Time and Tide

Alice: “How long is forever?”

White  Rabbit: “Sometimes, just one second.”

We spend it, we lose it, we use it, we waste it, we mark it, we count it, we save it, we even claim to make it. And, like Cher, we’d so like to turn it back, especially when we start running out of it. Sometimes, it just stands still. The hourglass is maybe the most poignant symbol of the passing of time and mortality. Mortality being our own personal allocation of this illusory substance. We, in the general scheme of All Things, are just an ephemeral electro-magnetic fizz. HGWells said, “Time is only a kind of Space”, and being the father of science fiction, it would be unwise to start an argument about that.

When you live longtime on the banks of a river, you are constantly teased by the notion of time. The sun rises and sets, delivering light, as does the moon, who drags the sea back and forth. They three are our primal time-lords, delivering the rhythms within which we, and all other earth dwellers, adapt and survive. But rivers just keep on running regardless.  

Our agreed notion of time passes by at sixty minutes an hour, twenty four times a day, three hundred and sixty fiveish times a year. A system that helps us coordinate and organise our little lives, our societies, our world. Yet now, technology allows us to circumvent it all and have simultaneous global experiences. Meanwhile, we all swim around in this illusory soup of time and space, where years become our significant milestones, which we boisterously celebrate as it all hurtles by.

Ancient Egyptians had gnomons, tall sundials, to measure time, and at night, they used a merkhet - two bars aligned to the pole star. But because of all the variations, universal time was still a few millennia away, though the Greeks and Romans tried hard to spread timekeeping around. Mechanical clocks appeared only in the 15th century, around the time that Chaucer pronounced that time and tide waiteth for no man. The first weight-driven clocks appeared in medieval Catholic churches to raise a call to prayer. The word clock comes from  ‘clocca’, the old French word for bell.

We are still finding new ways to keep it, measure it and interpret it, and live with it, and Dr Who keeps us all on our toes. Today I saw a picture of a rare plant that had just bloomed, scientists having successfully raised a seed found in the stomach of a squirrel that had died 32,000 years ago. A truly seasoned time traveller.

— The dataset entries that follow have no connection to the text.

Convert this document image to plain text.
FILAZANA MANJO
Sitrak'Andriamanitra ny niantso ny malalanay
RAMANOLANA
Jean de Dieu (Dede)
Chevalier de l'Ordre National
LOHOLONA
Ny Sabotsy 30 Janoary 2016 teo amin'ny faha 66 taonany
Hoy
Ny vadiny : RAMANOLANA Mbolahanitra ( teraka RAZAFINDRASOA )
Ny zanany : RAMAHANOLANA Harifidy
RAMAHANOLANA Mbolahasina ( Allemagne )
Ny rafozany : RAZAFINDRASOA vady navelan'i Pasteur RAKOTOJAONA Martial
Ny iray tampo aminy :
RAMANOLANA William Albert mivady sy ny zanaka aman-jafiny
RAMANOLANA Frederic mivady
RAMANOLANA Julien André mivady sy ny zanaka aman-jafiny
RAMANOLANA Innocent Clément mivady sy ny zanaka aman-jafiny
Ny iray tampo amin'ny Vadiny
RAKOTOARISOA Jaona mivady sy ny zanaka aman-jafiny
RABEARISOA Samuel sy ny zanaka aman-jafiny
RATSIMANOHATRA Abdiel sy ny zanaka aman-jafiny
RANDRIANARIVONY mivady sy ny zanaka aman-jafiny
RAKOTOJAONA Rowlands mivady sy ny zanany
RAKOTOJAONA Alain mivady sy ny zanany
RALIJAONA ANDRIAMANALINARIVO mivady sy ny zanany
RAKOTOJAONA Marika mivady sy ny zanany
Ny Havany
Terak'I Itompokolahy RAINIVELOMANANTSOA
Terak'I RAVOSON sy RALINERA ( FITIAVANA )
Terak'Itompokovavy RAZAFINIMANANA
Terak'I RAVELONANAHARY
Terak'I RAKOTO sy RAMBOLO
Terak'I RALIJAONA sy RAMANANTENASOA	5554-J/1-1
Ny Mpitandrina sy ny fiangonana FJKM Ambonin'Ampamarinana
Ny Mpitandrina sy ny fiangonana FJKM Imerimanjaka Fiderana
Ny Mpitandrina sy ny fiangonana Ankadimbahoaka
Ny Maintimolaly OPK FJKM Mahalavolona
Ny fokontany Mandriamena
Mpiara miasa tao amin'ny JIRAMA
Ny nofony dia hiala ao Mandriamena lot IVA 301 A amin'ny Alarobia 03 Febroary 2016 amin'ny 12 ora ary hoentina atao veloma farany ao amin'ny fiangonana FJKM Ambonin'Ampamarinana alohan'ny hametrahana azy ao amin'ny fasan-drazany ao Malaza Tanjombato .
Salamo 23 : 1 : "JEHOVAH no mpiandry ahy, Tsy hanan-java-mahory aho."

Tonight, I am indulging my own fast draining hourglass with a brief tardis flirt with time & tide. Sixty earth years ago I stood alone and windswept on Aberystwyth promenade for the first time as a fledgeling student. Within a few short years I had lived and learned hard and fast, the seafront a constant reference point and confidant. I studied Aristotle in gothic towers within yards of it, partied the length of it, lived close to it, shared my hopes and fears with it, flirted with its wrath and learned to respect it. I have continued to live relatively nearby, but it is many decades since I have slept alongside it. The sea here has a very distinctive voice, tempered by the gravelly sands, the resistant bedrocks, and man’s defiant restraints. Now I am perched high in an empty off-season seafront hotel where long ago I chambermaided to pay my overdrafts. And there’s a rising guttural storm. The elements are yammering and whistling at the ill-fitted window where, snug within a Victorian tardis, I ponder on my inner Russian dolls and take hazy stock of our journeys. I’ll soon be rocked into sleep by this familiar old hullabaloo lullaby, and away on a roller dreamcoaster.  Nos da.